A drug developed at the Georgia State University (GSU) could pave the way towards new treatment avenues for pancreatic and breast cancer, according to a pair of reports.

The drug, christened ProAgio, was developed by Zhi-Ren Liu, a biology professor at the GSU, and his team. Lab tests with mice showed that the compound is effective at treating pancreatic cancer. A second study shows that it is also effective against “triple-negative breast cancer”, a particularly aggressive and hard-to-treat type of breast cancer that had poor treatment prospects up to now.

Taking down the walls

The drug works by targeting not the disease’s cancerous cells themselves, but rather the ones they use for defense. Cancer cells use fibroblasts, a specialized type of cell that produces collagen and other mechanically-strong molecules, to build a shield around the tumor. This shield is called “stroma” and acts as a physical barrier preventing drugs from reaching inside and doing their job.

ProAgio targets these cells and forces them to undergo apoptosis — programmed cell death. This breaks down the stroma, leaving the tumor vulnerable.

According to the authors, it’s this stroma that makes pancreatic cancer extremely lethal and difficult to treat. The 5-year survival rate for this type of cancer is only 8%, they explain. Triple-negative breast cancer also tends to form a very dense stroma, and offers similarly poor prospects for patients. The team hopes that targeting these conditions’ most powerful asset and neutralizing it would finally give our current cancer treatments the upper hand.

“All solid tumors use cancer-associated fibroblasts, but in pancreatic cancer and triple-negative breast cancer, the stroma is so dense there’s often no way for conventional drugs to penetrate it and effectively treat the cancer,” said Liu.

Furthermore, the stroma is also involved in the tumor’s ability to confuse our immune systems. So it not only insulates from direct treatment but also makes immunotherapy — which uses our natural immune systems to fight cancer — much less effective.

Since cancer-associated fibroblasts also grow new blood vessels to supply the tumor, they speed up its spread through the body. Any cells that break off from the tumor can enter the bloodstream and start developing somewhere else, which we call metastasis. ProAgio, the team showed, has a pronounced effect on the vasculature of tumors. For pancreatic cancers, it helped reopen healthy vessels that were crushed by the stroma. For triple-negative breast cancer, it reduced the rate of new blood vessels being created by the tumor.

ProAgio is derived from a human protein and targets a specific receptor on the surface of cancer-associated fibroblasts to make sure it doesn’t attack any other, healthy tissues.

“When you have a wound, for example, normal fibroblasts will secrete fibers to limit the damage and promote healing,” said Liu. “The tumor region is basically a wound that won’t heal. Quiescent fibroblasts may play a role in preventing cancer from spreading. You don’t want to kill the good guys, only the bad guys.”

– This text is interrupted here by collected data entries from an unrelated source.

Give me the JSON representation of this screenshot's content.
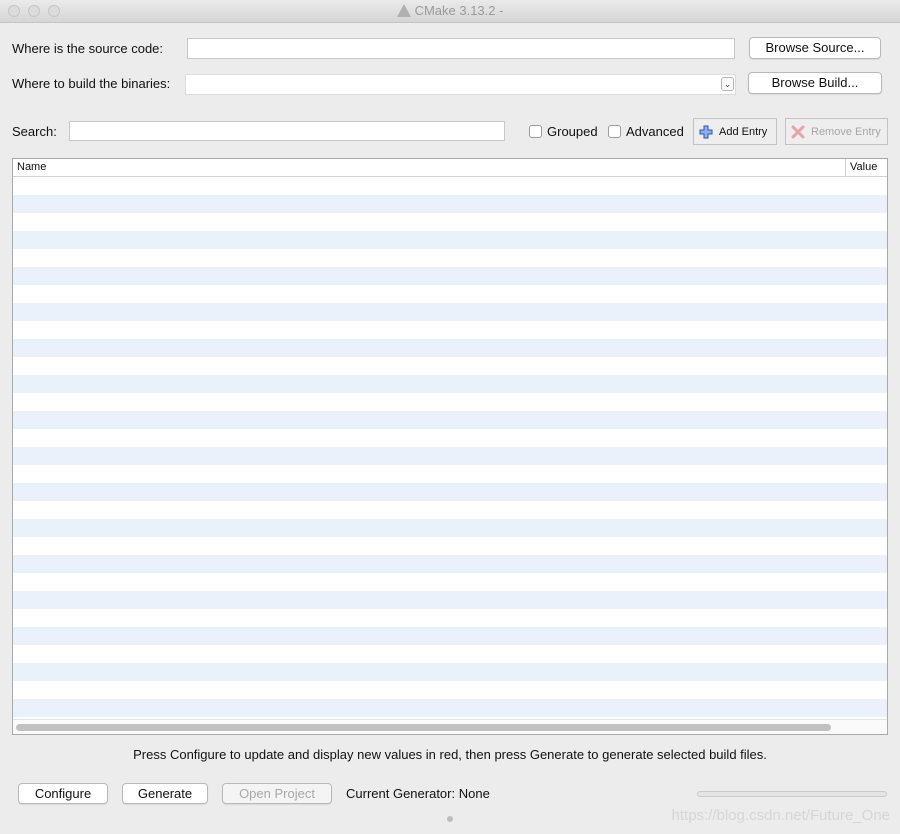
{
  "window": {
    "title": "CMake 3.13.2 -"
  },
  "source": {
    "label": "Where is the source code:",
    "value": "",
    "browse_label": "Browse Source..."
  },
  "build": {
    "label": "Where to build the binaries:",
    "value": "",
    "browse_label": "Browse Build..."
  },
  "search": {
    "label": "Search:",
    "value": ""
  },
  "options": {
    "grouped_label": "Grouped",
    "grouped_checked": false,
    "advanced_label": "Advanced",
    "advanced_checked": false
  },
  "toolbar": {
    "add_entry_label": "Add Entry",
    "remove_entry_label": "Remove Entry"
  },
  "table": {
    "columns": [
      "Name",
      "Value"
    ],
    "rows": []
  },
  "info_text": "Press Configure to update and display new values in red, then press Generate to generate selected build files.",
  "bottom": {
    "configure_label": "Configure",
    "generate_label": "Generate",
    "open_project_label": "Open Project",
    "current_generator_text": "Current Generator: None",
    "progress": 0
  },
  "watermark": "https://blog.csdn.net/Future_One",
  "icons": {
    "add": "plus-icon",
    "remove": "x-icon",
    "title": "cmake-logo-icon"
  },
  "colors": {
    "row_alt": "#ebf1fb",
    "add_icon": "#3a6fd0",
    "remove_icon": "#e6a5a5"
  }
}
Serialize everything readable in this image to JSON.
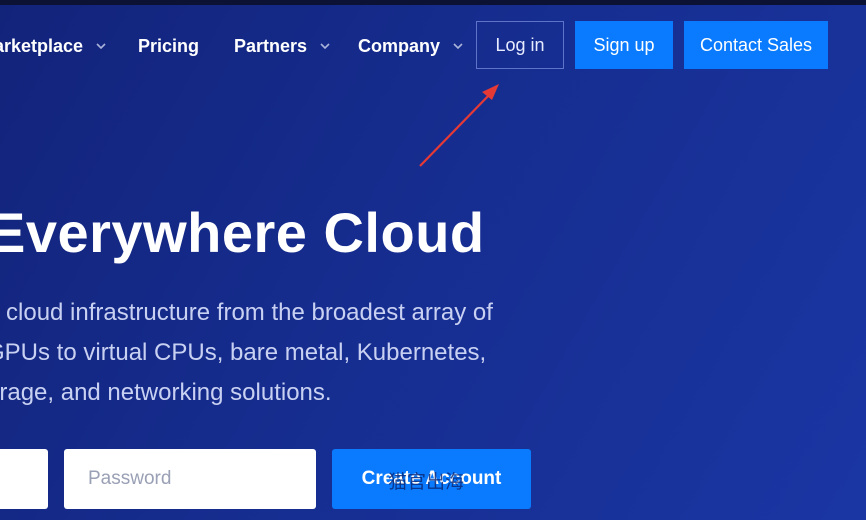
{
  "nav": {
    "items": [
      {
        "label": "arketplace",
        "has_dropdown": true
      },
      {
        "label": "Pricing",
        "has_dropdown": false
      },
      {
        "label": "Partners",
        "has_dropdown": true
      },
      {
        "label": "Company",
        "has_dropdown": true
      }
    ],
    "login_label": "Log in",
    "signup_label": "Sign up",
    "contact_label": "Contact Sales"
  },
  "hero": {
    "title": "Everywhere Cloud",
    "subtitle_lines": [
      "d cloud infrastructure from the broadest array of",
      "GPUs to virtual CPUs, bare metal, Kubernetes,",
      "orage, and networking solutions."
    ]
  },
  "form": {
    "email_value": "",
    "password_placeholder": "Password",
    "submit_label": "Create Account"
  },
  "watermark": "猫官出海",
  "colors": {
    "accent": "#0a7bff",
    "background": "#162d8f",
    "annotation_arrow": "#e53935"
  },
  "icons": {
    "dropdown": "chevron-down-icon",
    "annotation": "red-arrow"
  }
}
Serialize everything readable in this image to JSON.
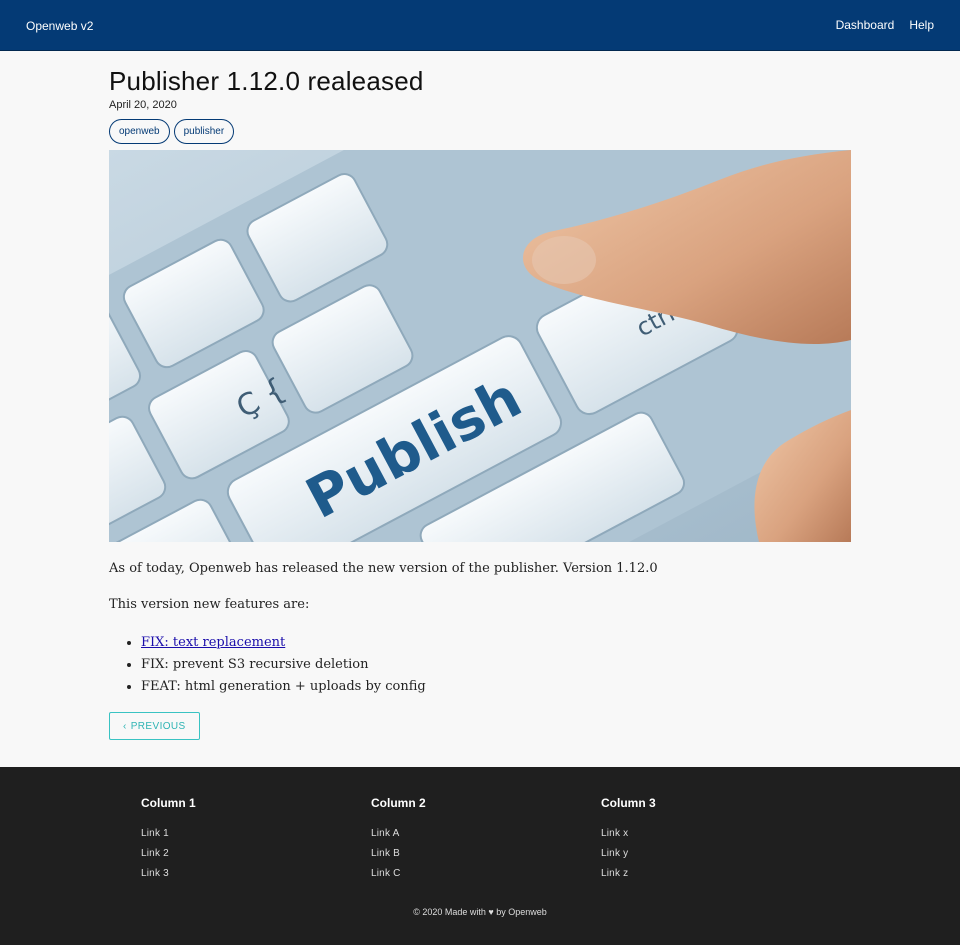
{
  "header": {
    "brand": "Openweb v2",
    "nav": [
      {
        "label": "Dashboard"
      },
      {
        "label": "Help"
      }
    ],
    "background": "#043a75"
  },
  "post": {
    "title": "Publisher 1.12.0 realeased",
    "date": "April 20, 2020",
    "tags": [
      "openweb",
      "publisher"
    ],
    "hero_image": {
      "icon": "keyboard-publish-key-image",
      "key_label": "Publish",
      "other_keys": [
        "ctrl",
        "alt"
      ]
    },
    "intro": "As of today, Openweb has released the new version of the publisher. Version 1.12.0",
    "features_heading": "This version new features are:",
    "features": [
      "FIX: text replacement",
      "FIX: prevent S3 recursive deletion",
      "FEAT: html generation + uploads by config"
    ],
    "previous_label": "PREVIOUS",
    "previous_icon": "chevron-left-icon"
  },
  "footer": {
    "columns": [
      {
        "title": "Column 1",
        "links": [
          "Link 1",
          "Link 2",
          "Link 3"
        ]
      },
      {
        "title": "Column 2",
        "links": [
          "Link A",
          "Link B",
          "Link C"
        ]
      },
      {
        "title": "Column 3",
        "links": [
          "Link x",
          "Link y",
          "Link z"
        ]
      }
    ],
    "copyright": "© 2020 Made with ♥ by Openweb"
  }
}
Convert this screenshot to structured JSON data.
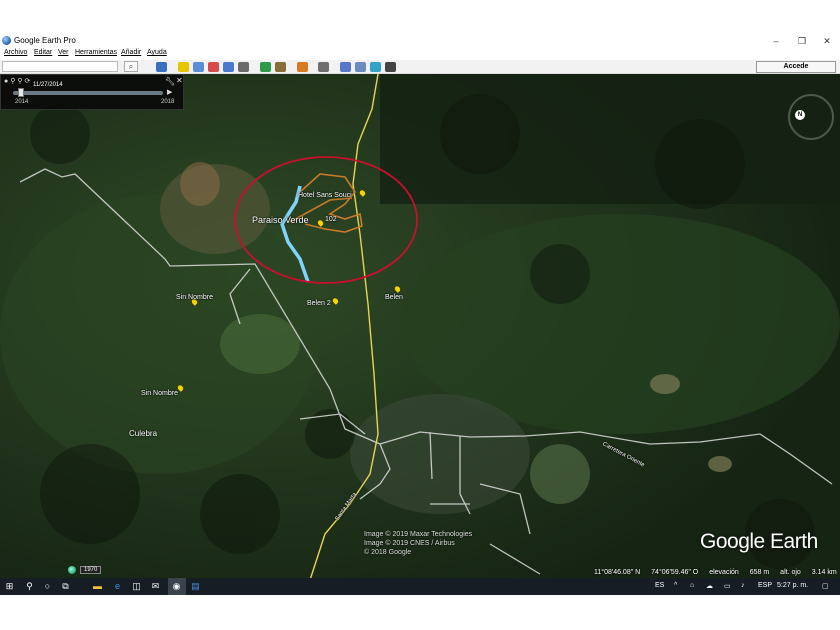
{
  "window": {
    "title": "Google Earth Pro",
    "controls": [
      "–",
      "❐",
      "✕"
    ]
  },
  "menu": {
    "items": [
      "Archivo",
      "Editar",
      "Ver",
      "Herramientas",
      "Añadir",
      "Ayuda"
    ]
  },
  "toolbar": {
    "search_placeholder": "",
    "signin_label": "Accede",
    "icon_colors": [
      "#3b6fbf",
      "#e7c600",
      "#5a8fd8",
      "#d94b4b",
      "#4a7ad0",
      "#6b6b6b",
      "#2f9b4a",
      "#8a6e3a",
      "#d87a22",
      "#6e6e6e",
      "#5577cc",
      "#6c8bbf",
      "#33a2c9",
      "#444444",
      "#888888"
    ]
  },
  "time_slider": {
    "date": "11/27/2014",
    "start_year": "2014",
    "end_year": "2018",
    "position": 0.05
  },
  "map": {
    "places": [
      {
        "id": "hotel",
        "label": "Hotel Sans Souci"
      },
      {
        "id": "paraiso",
        "label": "Paraiso Verde"
      },
      {
        "id": "num102",
        "label": "102"
      },
      {
        "id": "sinnombre1",
        "label": "Sin Nombre"
      },
      {
        "id": "belen2",
        "label": "Belen 2"
      },
      {
        "id": "belen",
        "label": "Belen"
      },
      {
        "id": "sinnombre2",
        "label": "Sin Nombre"
      },
      {
        "id": "culebra",
        "label": "Culebra"
      },
      {
        "id": "santamarta",
        "label": "Santa Marta"
      },
      {
        "id": "ruta",
        "label": "Carretera Oriente"
      }
    ],
    "credits": [
      "Image © 2019 Maxar Technologies",
      "Image © 2019 CNES / Airbus",
      "© 2018 Google"
    ],
    "logo": "Google Earth",
    "history_year": "1970",
    "compass_label": "N",
    "colors": {
      "circle": "#c8102e",
      "river": "#7fd3ff",
      "track": "#c87a2a",
      "road": "#dedede",
      "highway": "#e6d550"
    }
  },
  "status": {
    "lat": "11°08'46.08\" N",
    "lon": "74°06'59.46\" O",
    "elev_label": "elevación",
    "elev_value": "658 m",
    "eye_label": "alt. ojo",
    "eye_value": "3.14 km"
  },
  "taskbar": {
    "lang": "ES",
    "layout": "ESP",
    "time": "5:27 p. m."
  }
}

The drug is currently licensed to ProDa BioTech, a pharmaceutical research company founded by Liu. It has currently passed the toxicology and pharmacokinetic studies required before a drug can enter the first stages of clinical trials. These will start after ProAgio passes its Investigational New Drug (IND) Application, the process through which the Food and Drug Administration gives its approval for testing with human subjects.

The first trials will likely begin in early 2021 if everything goes well with the FDA, Liu says, and hopefully everything will progress to late-stage trials sometime by the end of the year.

The first paper “Simultaneously targeting cancer-associated fibroblasts and angiogenic vessel as a treatment for TNBC” has been published in the Journal of Experimental Medicine.

The second paper “Modulation of Cancer-Associated Fibrotic Stroma by An Integrin αvβ3 Targeting Protein for Pancreatic Cancer Treatment” has been published in the journal Cellular and Molecular Gastroenterology and Hepatology.